Holding Ford to campaign promises just makes sense

The Toronto Star’s Royson James, rumoured today to have multiple personalities, on the guns-ablazing counter-offensive we’re seeing from council’s left in opposition to the 2011 budget:

So when city councillors opposed to Ford go on talk radio to taunt Ford for not stopping all hiring as promised, less than two months after he became mayor, eyebrows curl upwards. Do we want an immediate slash and burn? Should Ford stop the hiring of 713 people for the TTC (116 positions were deleted, for a net increase of 597)? Are we suggesting that if Ford doesn’t make the promised changes immediately, he was obviously wrong and the staff reductions can’t be achieved?

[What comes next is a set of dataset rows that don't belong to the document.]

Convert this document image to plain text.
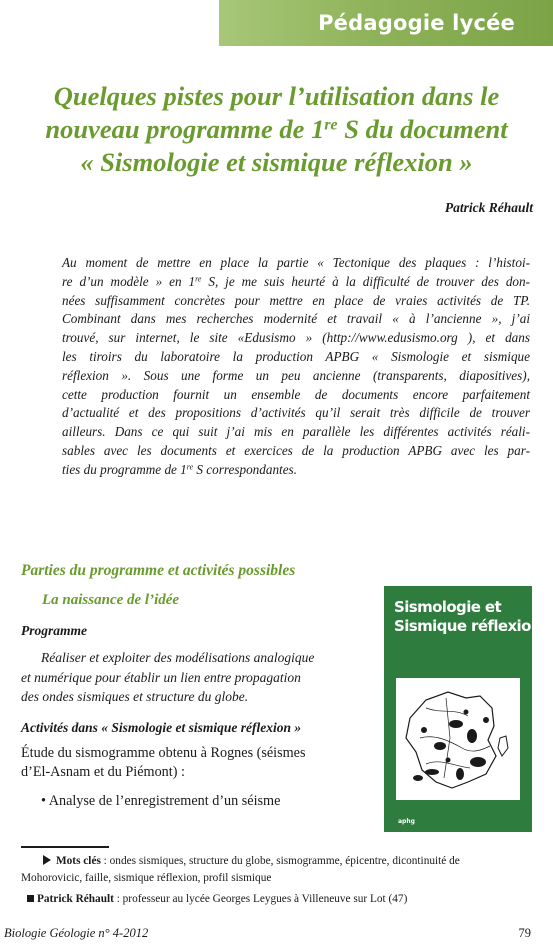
Pédagogie lycée
Quelques pistes pour l’utilisation dans le
nouveau programme de 1re S du document
« Sismologie et sismique réflexion »
Patrick Réhault
Au moment de mettre en place la partie « Tectonique des plaques : l’histoi-
re d’un modèle » en 1re S, je me suis heurté à la difficulté de trouver des don-
nées suffisamment concrètes pour mettre en place de vraies activités de TP.
Combinant dans mes recherches modernité et travail « à l’ancienne », j’ai
trouvé, sur internet, le site «Edusismo » (http://www.edusismo.org ), et dans
les tiroirs du laboratoire la production APBG « Sismologie et sismique
réflexion ». Sous une forme un peu ancienne (transparents, diapositives),
cette production fournit un ensemble de documents encore parfaitement
d’actualité et des propositions d’activités qu’il serait très difficile de trouver
ailleurs. Dans ce qui suit j’ai mis en parallèle les différentes activités réali-
sables avec les documents et exercices de la production APBG avec les par-
ties du programme de 1re S correspondantes.
Parties du programme et activités possibles
La naissance de l’idée
Programme
Réaliser et exploiter des modélisations analogique
et numérique pour établir un lien entre propagation
des ondes sismiques et structure du globe.
Activités dans « Sismologie et sismique réflexion »
Étude du sismogramme obtenu à Rognes (séismes
d’El-Asnam et du Piémont) :
• Analyse de l’enregistrement d’un séisme
Sismologie et
Sismique réflexion
aphg
Mots clés : ondes sismiques, structure du globe, sismogramme, épicentre, dicontinuité de
Mohorovicic, faille, sismique réflexion, profil sismique
Patrick Réhault : professeur au lycée Georges Leygues à Villeneuve sur Lot (47)
Biologie Géologie n° 4-2012	79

via Ford leaves slash-and-burn prediction unfulfilled – thestar.com.

A couple of points in response to this:

First, while those in the media knew throughout Ford’s campaign that his “save money while cutting no services” rhetoric was total bullshit, that doesn’t mean his supporters were savvy enough to realize the same thing. Ford’s mandate is to save gobs of money, improve customer service and lower taxes. Put simply: anyone who tells you Ford’s victory in October means that people are expecting deep cuts to government services is lying.

Second, and with regard to the 2011 budget, the charge his opponents are laying on him isn’t so much that he hasn’t immediately fulfilled his campaign promises to cut waste and cut staff, but rather that, instead of rolling through 2011 with a small property tax increase — which he campaigned on! –, he pushed the city into an incredibly rushed and thrown-together budget process marked by ideological cuts.